Hello! The fourth week of GSoC coding period is coming to an end. Here is an update on what I achieved in the past week and what I am looking forward to.
What did you do this week?
-
Implemented minor changes suggested by scrapy maintainers.
-
Started working on a new pure python robots.txt parser (which lives here https://github.com/anubhavp28/protego currently). It will eventually be moved to Scrapy organisation.
-
Implemented support for standard robots.txt directives in the new parser.
-
Integrated the code with pytest and tox for testing.
-
Integrated the repo with Travis CI to trigger tests automatically on pull requests.
What is coming up next?
-
Implement support for modern conventions like wildcard matching, clear-param etc.
-
Add a lot of tests (mostly borrowed from existing parsers).
-
Performance benchmarking of the new parser (against existing parsers).
-
Collecting statistics related to use of robots.txt.

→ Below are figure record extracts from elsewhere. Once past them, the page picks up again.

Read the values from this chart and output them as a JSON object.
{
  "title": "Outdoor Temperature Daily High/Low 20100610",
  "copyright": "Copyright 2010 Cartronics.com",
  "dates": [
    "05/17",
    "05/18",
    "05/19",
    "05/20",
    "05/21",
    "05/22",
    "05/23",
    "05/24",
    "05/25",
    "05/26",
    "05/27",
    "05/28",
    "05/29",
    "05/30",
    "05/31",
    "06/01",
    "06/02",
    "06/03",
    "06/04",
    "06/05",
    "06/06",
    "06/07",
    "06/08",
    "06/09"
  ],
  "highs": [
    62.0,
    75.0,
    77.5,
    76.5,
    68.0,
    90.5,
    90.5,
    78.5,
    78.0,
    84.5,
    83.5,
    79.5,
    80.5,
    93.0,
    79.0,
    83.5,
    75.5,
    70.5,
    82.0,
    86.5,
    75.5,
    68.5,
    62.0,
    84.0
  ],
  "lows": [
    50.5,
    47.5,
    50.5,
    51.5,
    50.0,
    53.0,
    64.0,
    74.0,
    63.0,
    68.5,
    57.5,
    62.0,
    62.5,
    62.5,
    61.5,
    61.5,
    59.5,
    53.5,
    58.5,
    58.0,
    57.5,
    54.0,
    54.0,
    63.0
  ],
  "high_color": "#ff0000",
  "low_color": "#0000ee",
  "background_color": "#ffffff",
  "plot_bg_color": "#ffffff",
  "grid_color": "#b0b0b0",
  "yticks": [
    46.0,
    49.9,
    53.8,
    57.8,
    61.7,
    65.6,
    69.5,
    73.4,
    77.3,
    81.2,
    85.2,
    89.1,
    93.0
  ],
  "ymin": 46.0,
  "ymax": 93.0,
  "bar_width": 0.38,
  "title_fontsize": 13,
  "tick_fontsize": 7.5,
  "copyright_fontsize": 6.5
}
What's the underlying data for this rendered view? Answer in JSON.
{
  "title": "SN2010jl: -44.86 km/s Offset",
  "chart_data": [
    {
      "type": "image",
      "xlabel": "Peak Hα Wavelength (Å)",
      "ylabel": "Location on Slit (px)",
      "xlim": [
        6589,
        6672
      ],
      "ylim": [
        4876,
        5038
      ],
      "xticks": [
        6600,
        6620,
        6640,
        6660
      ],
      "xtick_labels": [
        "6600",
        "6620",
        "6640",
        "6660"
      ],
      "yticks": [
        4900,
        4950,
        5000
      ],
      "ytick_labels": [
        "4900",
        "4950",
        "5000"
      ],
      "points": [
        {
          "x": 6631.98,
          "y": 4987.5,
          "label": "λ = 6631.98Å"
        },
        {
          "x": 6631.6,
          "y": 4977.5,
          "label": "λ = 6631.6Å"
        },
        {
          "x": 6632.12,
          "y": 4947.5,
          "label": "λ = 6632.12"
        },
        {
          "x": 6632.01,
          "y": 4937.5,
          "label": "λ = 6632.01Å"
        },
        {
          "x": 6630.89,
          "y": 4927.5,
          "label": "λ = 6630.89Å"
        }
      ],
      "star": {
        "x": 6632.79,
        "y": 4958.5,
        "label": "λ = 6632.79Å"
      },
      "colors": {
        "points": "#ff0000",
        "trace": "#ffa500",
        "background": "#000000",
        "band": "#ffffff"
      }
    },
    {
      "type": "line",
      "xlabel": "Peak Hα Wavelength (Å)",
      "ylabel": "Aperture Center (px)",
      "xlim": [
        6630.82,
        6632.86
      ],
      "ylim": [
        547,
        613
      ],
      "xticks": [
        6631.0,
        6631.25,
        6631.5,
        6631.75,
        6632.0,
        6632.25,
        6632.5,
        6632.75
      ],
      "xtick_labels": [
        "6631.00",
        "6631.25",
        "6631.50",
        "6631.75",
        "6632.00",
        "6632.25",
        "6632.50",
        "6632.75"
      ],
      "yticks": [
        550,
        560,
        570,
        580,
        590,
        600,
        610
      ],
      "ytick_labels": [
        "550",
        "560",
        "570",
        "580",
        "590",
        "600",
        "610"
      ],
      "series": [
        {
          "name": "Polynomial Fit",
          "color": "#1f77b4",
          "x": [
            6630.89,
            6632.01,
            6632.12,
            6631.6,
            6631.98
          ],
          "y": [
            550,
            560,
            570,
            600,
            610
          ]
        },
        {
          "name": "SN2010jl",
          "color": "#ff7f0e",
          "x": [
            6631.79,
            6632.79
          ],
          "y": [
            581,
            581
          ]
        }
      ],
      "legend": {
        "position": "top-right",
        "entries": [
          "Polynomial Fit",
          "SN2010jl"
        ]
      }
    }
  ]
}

On suggestion of a mentor, I am planing to use robots.txt files of Top 1000 websites in alexa rankings, and collect stats such as how many of them use robots.txt, how many records on average a record group contain, how many times a certain directives is mentioned, etc. This could help use make better choices for improving performance - such as whether to use a trie for prefix matching, etc.
Did you get stuck anywhere?
Oh, actually naming the parser was the hardest part . I am still not satisfied with the name. I just ran out of ideas.